Она застонала как та маленькая девочка, которая собирала фантики от конфет. Никита долго смотрел на длинные ресницы, на острый нос, на бесцветные губы. Она была без сознания, от неё пахло то ли травами, то ли спиртом. Неужели напилась и… что? Попыталась самоубиться о его машину? Но откуда она знала, где он будет проезжать? Их столкнула сама судьба, не иначе.
Никита уложил её на заднее сидение, непрерывно ругаясь: на самоубийцу-Сашу, на злодейку-судьбу и на себя-идиота. Сел за руль и поехал.
Дома он укутал нежданную находку в одеяло, не сняв с неё одежды. Вроде жива, дышит, на щеках появился румянец. Только он хотел коснуться Сашиного лба, как она открыла глаза. Так неожиданно, что Никита отпрянул. Саша попыталась выпутаться из одеяльного кокона, но не смогла. Посмотрела затравленно и зло.
— Что ты делаешь?! — прошипела, отползая на край дивана.
— Как ты? — Никита все-таки дотянулся до её лба, но Саша ударила его по ладони.
— Ты меня похитил?! Опять?! Ты спятил?! Где ты меня нашел?!
Она всё-таки выбралась наружу и накинулась на Никиту с кулаками. Пришлось схватить запястья и заломить руки за спину. Не больно, но так, чтобы не причинила вреда ни себе, ни ему. Саша лягалась и даже порывалась укусить Никиту. Он, перекрикивая её угрозы, объяснялся. Получилось не слишком правдоподобно: будто Никита сам преследовал эту ненормальную. Но Саша ему поверила (или сделала вид).

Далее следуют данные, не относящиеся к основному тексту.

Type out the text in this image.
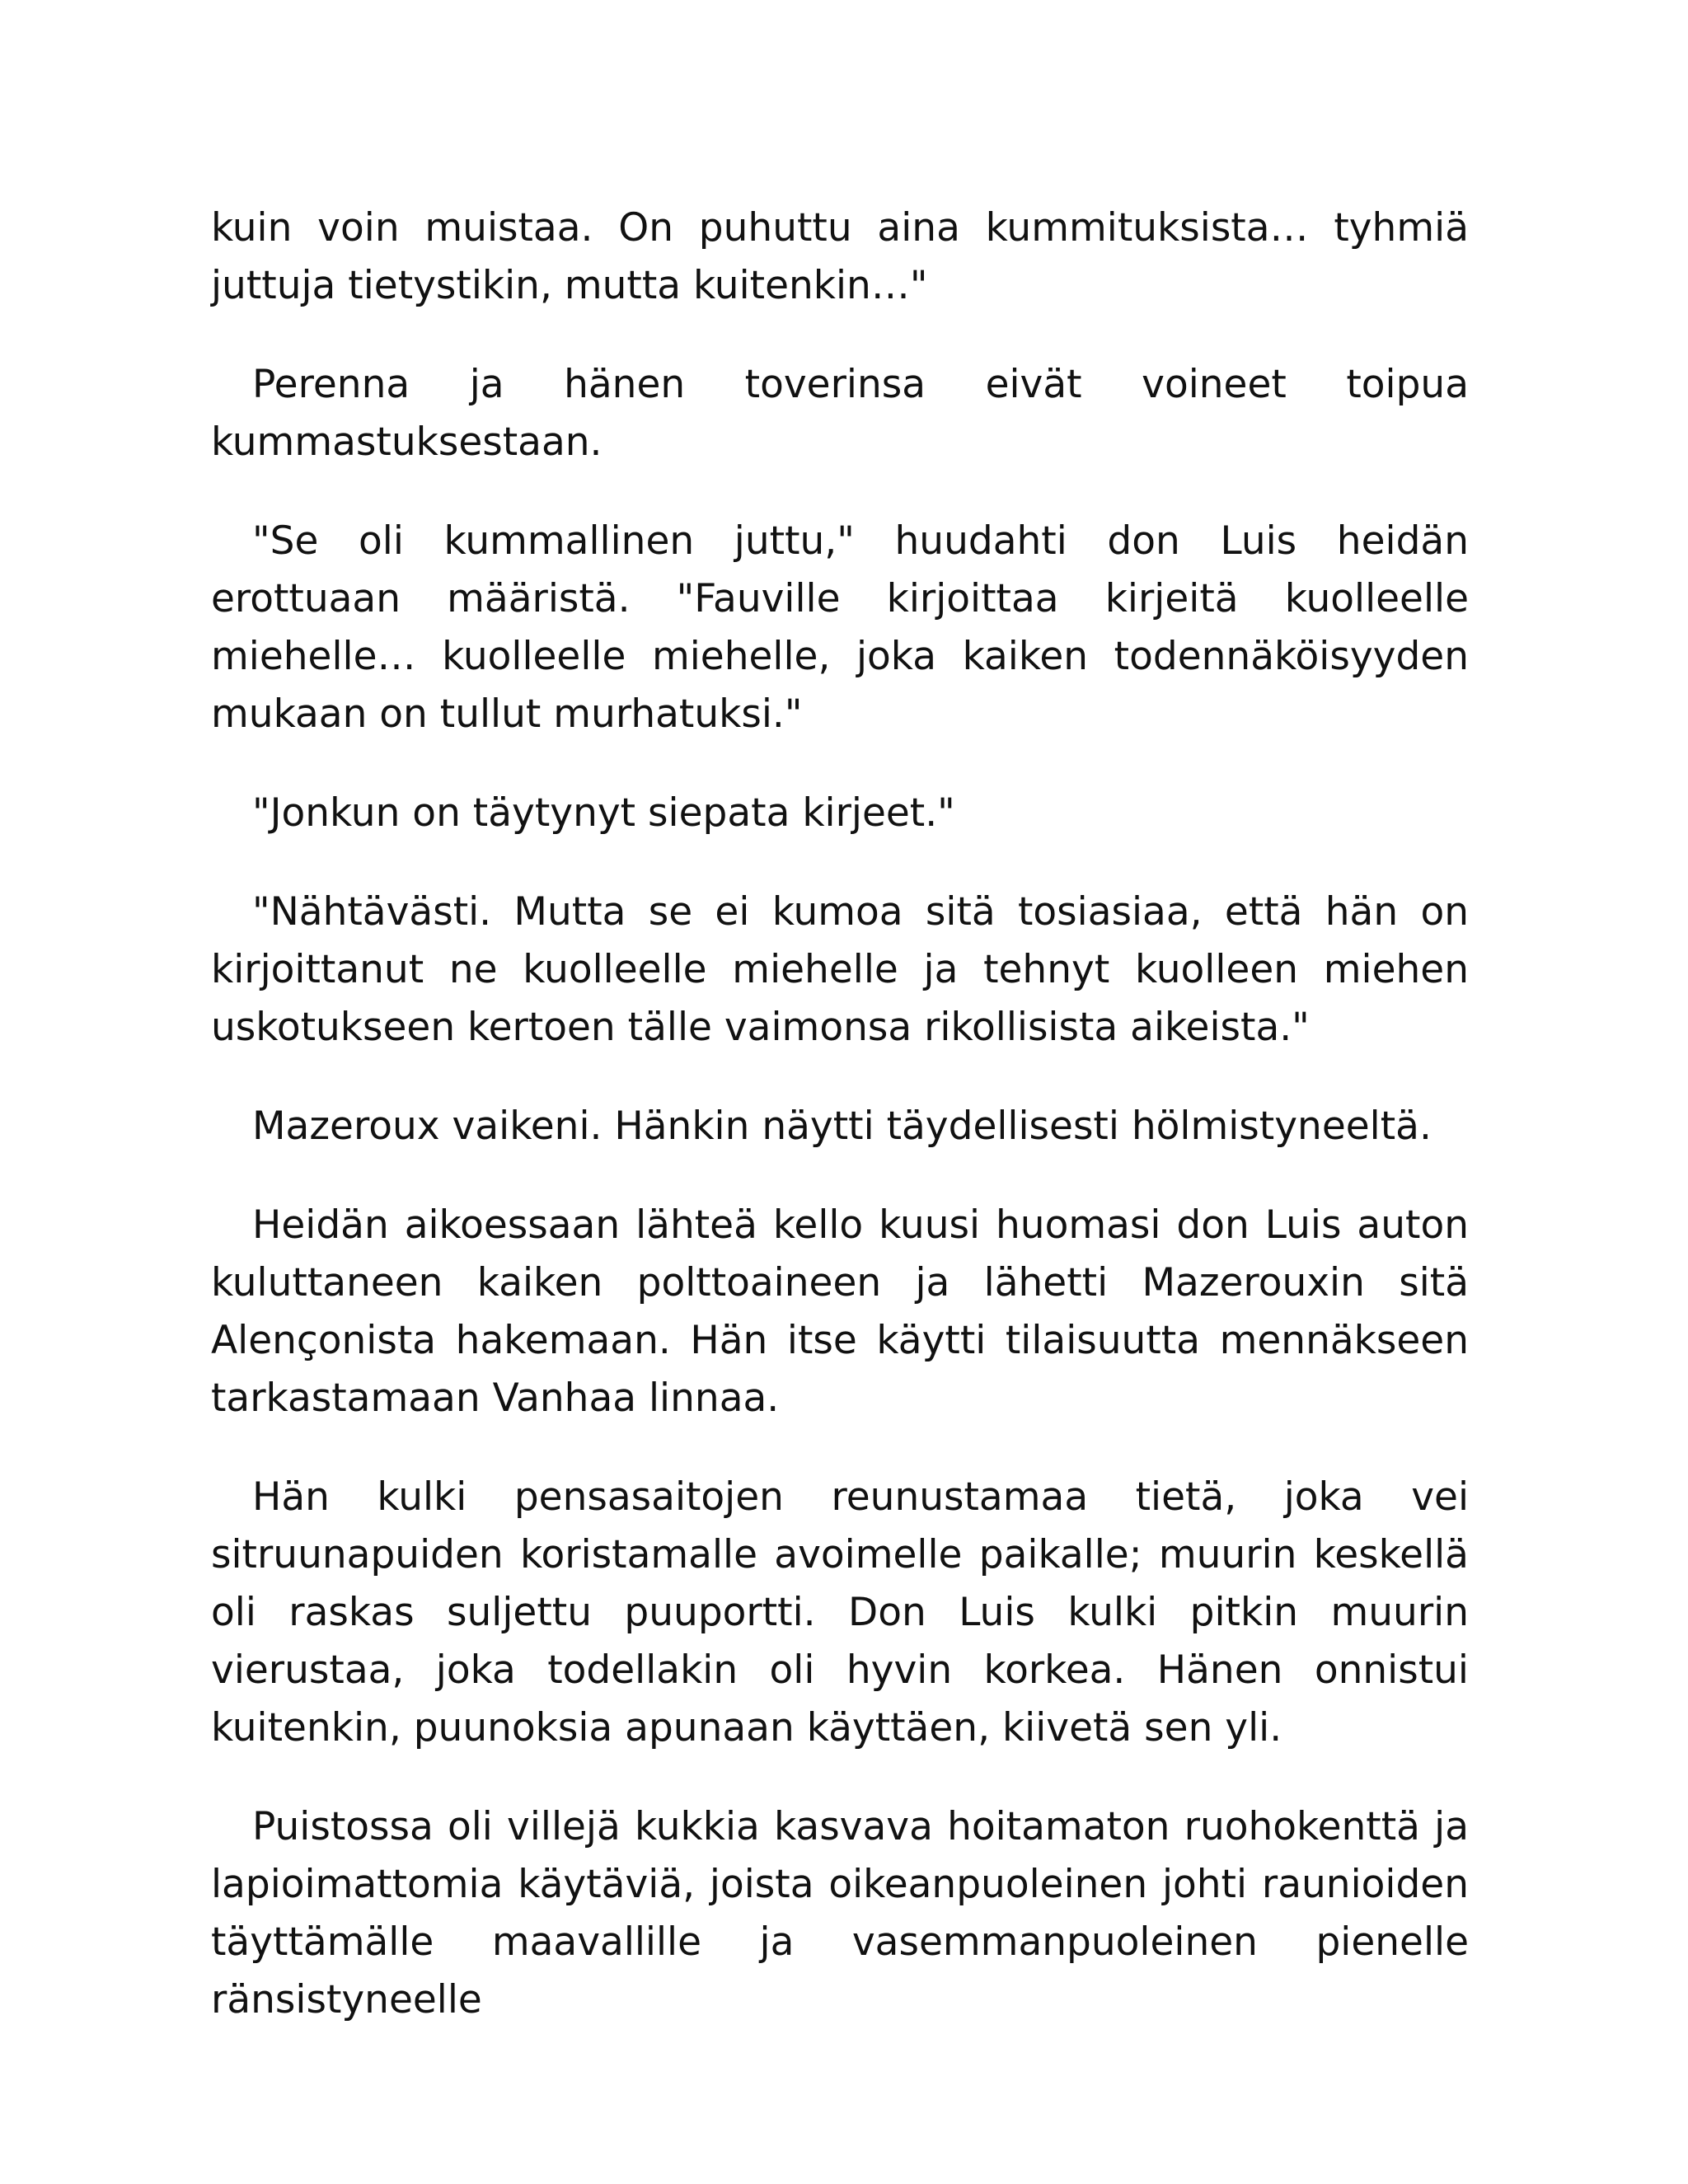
kuin voin muistaa. On puhuttu aina kummituksista… tyhmiä juttuja tietystikin, mutta kuitenkin…"

Perenna ja hänen toverinsa eivät voineet toipua kummastuksestaan.

"Se oli kummallinen juttu," huudahti don Luis heidän erottuaan määristä. "Fauville kirjoittaa kirjeitä kuolleelle miehelle… kuolleelle miehelle, joka kaiken todennäköisyyden mukaan on tullut murhatuksi."

"Jonkun on täytynyt siepata kirjeet."

"Nähtävästi. Mutta se ei kumoa sitä tosiasiaa, että hän on kirjoittanut ne kuolleelle miehelle ja tehnyt kuolleen miehen uskotukseen kertoen tälle vaimonsa rikollisista aikeista."

Mazeroux vaikeni. Hänkin näytti täydellisesti hölmistyneeltä.

Heidän aikoessaan lähteä kello kuusi huomasi don Luis auton kuluttaneen kaiken polttoaineen ja lähetti Mazerouxin sitä Alençonista hakemaan. Hän itse käytti tilaisuutta mennäkseen tarkastamaan Vanhaa linnaa.

Hän kulki pensasaitojen reunustamaa tietä, joka vei sitruunapuiden koristamalle avoimelle paikalle; muurin keskellä oli raskas suljettu puuportti. Don Luis kulki pitkin muurin vierustaa, joka todellakin oli hyvin korkea. Hänen onnistui kuitenkin, puunoksia apunaan käyttäen, kiivetä sen yli.

Puistossa oli villejä kukkia kasvava hoitamaton ruohokenttä ja lapioimattomia käytäviä, joista oikeanpuoleinen johti raunioiden täyttämälle maavallille ja vasemmanpuoleinen pienelle ränsistyneelle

Она выдохлась, обмякла и упала на подкошенных ногах обратно на одеяло.
— Отвези меня домой, — и добавила с мстительностью: — К Егору.
Никита, конечно, не считал себя рыцарем на белом коне (конь бы плохо смотрелся в интерьере его квартиры) и вообще обещал возненавидеть эту женщину, но куда ей домой? Она же никакая, бледная, замученная, под глазами огромные синяки. Нет-нет, это в нем не жалость проснулась, а благоразумие.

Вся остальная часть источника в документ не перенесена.